The Court of Appeals in Maryland issued an opinion Aug. 26 that D.C. Sniper Lee Boyd Malvo must be resentenced as the court has since established different guidance concerning the sentencing of juvenile offenders.
During a horrifying three-week period in October 2002, Malvo, who was 17 at the time, committed a series of drive-by shootings now known as the D.C. sniper attacks. John Allen Muhammed, then 41, was put to death for his role in the murders in November 2009.
The two men shot to death 10 people, six of whom where Montgomery County residents, according to court records.
Malvo was convicted on four counts of first degree murder in Virginia. In Maryland, Malvo voluntarily testified against Muhammed and pled guilty to to six counts of first-degree murder in the Circuit Court for Montgomery County. He currently is serving his sentence in Virginia.

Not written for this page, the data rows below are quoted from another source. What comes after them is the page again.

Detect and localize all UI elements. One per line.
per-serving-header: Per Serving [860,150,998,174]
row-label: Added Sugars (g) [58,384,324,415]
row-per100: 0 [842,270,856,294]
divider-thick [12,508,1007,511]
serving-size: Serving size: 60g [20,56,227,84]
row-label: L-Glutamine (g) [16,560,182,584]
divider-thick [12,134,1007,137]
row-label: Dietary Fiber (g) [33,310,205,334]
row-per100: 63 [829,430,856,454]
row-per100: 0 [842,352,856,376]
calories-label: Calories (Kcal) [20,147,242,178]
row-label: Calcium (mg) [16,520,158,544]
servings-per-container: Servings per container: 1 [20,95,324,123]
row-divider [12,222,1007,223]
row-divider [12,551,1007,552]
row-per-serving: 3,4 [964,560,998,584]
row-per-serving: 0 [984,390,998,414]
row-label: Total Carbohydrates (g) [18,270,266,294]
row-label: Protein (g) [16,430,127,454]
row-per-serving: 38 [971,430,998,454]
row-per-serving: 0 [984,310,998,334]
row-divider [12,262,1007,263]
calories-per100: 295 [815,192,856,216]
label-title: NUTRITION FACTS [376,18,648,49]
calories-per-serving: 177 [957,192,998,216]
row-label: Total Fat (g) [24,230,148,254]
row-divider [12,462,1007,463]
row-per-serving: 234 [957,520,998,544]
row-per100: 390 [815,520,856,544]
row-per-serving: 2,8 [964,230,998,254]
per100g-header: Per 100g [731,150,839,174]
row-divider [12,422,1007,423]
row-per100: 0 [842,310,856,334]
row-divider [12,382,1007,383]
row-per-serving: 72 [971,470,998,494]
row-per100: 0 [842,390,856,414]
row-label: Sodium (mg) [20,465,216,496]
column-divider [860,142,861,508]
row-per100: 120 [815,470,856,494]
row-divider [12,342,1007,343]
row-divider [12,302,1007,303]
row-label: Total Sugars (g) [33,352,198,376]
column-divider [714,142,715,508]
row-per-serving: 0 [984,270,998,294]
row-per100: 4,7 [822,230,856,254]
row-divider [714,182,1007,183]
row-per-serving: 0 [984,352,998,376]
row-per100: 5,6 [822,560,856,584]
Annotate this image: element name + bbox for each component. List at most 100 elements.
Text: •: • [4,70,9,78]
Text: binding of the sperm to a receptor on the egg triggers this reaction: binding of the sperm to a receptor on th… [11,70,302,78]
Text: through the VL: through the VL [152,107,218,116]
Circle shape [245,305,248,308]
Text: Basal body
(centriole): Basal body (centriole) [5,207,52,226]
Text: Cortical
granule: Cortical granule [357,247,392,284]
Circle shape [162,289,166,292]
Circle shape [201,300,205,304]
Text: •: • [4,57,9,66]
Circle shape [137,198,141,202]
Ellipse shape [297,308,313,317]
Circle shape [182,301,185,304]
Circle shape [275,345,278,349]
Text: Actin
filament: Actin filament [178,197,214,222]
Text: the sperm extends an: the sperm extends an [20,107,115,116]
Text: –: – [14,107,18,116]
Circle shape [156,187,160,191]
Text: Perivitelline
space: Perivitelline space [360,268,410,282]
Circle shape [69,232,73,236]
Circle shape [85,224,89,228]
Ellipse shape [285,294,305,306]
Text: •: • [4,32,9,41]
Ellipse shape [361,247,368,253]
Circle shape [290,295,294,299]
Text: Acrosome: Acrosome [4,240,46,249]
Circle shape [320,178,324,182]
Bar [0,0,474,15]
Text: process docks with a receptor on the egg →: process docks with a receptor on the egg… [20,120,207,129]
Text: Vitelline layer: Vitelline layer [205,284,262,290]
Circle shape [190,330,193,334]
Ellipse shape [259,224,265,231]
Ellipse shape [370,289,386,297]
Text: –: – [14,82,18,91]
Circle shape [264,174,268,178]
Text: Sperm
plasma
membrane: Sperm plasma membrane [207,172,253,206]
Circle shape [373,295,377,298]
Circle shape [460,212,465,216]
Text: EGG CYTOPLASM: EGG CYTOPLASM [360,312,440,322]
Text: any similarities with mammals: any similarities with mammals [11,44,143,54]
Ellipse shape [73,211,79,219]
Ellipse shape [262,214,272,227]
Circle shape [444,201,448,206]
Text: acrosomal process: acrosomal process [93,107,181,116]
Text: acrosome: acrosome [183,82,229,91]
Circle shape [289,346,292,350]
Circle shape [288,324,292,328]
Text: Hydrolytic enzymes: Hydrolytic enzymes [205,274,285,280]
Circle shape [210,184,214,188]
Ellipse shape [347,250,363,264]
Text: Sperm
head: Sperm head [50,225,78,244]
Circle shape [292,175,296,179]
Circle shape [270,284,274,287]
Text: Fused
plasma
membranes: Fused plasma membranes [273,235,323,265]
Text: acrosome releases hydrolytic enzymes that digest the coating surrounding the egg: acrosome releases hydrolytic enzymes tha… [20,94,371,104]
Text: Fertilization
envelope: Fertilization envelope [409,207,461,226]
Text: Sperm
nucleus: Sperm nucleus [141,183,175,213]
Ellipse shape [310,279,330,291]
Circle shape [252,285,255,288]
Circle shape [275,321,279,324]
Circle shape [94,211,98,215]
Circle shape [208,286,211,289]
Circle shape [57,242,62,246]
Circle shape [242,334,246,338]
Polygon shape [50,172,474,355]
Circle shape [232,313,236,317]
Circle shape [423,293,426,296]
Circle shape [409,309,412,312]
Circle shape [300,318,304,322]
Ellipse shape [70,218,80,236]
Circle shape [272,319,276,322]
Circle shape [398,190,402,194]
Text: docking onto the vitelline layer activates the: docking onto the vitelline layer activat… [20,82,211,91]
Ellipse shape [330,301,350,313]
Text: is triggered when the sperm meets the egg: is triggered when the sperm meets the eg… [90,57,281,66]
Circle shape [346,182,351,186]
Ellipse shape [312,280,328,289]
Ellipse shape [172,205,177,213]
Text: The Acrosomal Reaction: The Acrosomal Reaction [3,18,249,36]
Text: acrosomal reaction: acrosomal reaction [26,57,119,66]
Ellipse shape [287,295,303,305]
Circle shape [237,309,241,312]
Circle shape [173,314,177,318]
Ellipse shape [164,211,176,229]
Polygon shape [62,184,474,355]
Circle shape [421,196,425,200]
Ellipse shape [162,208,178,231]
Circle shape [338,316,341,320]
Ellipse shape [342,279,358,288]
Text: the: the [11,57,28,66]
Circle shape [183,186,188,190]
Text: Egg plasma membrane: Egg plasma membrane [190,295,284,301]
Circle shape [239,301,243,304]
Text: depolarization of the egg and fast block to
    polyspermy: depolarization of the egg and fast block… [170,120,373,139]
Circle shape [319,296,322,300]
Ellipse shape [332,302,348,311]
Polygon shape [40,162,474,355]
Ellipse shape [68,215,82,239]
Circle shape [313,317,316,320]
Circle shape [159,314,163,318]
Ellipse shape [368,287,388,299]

Since being sentenced, Maryland court held that the Eighth Amendment, which deals with cruel and unusual punishments, does not permit a sentence of life without parole for a juvenile homicide offender if the sentencing court determines that the crime was the result of “transient immaturity, as opposed to permanent incorrigibility,” according to the ruling.
This change applies retroactively, “and, this, it applies to Mr. Malvo’s case,” according to the ruling.
Even if his Maryland sentence is reduced, Malvo first would have to complete his sentence in Virginia.
In the ruling, the agreeing judges wrote, “As a practical matter, this may be an academic question in Mr. Malvo’s case, as he would first have to be granted parole in Virginia before his consecutive life sentences in Maryland even begin.”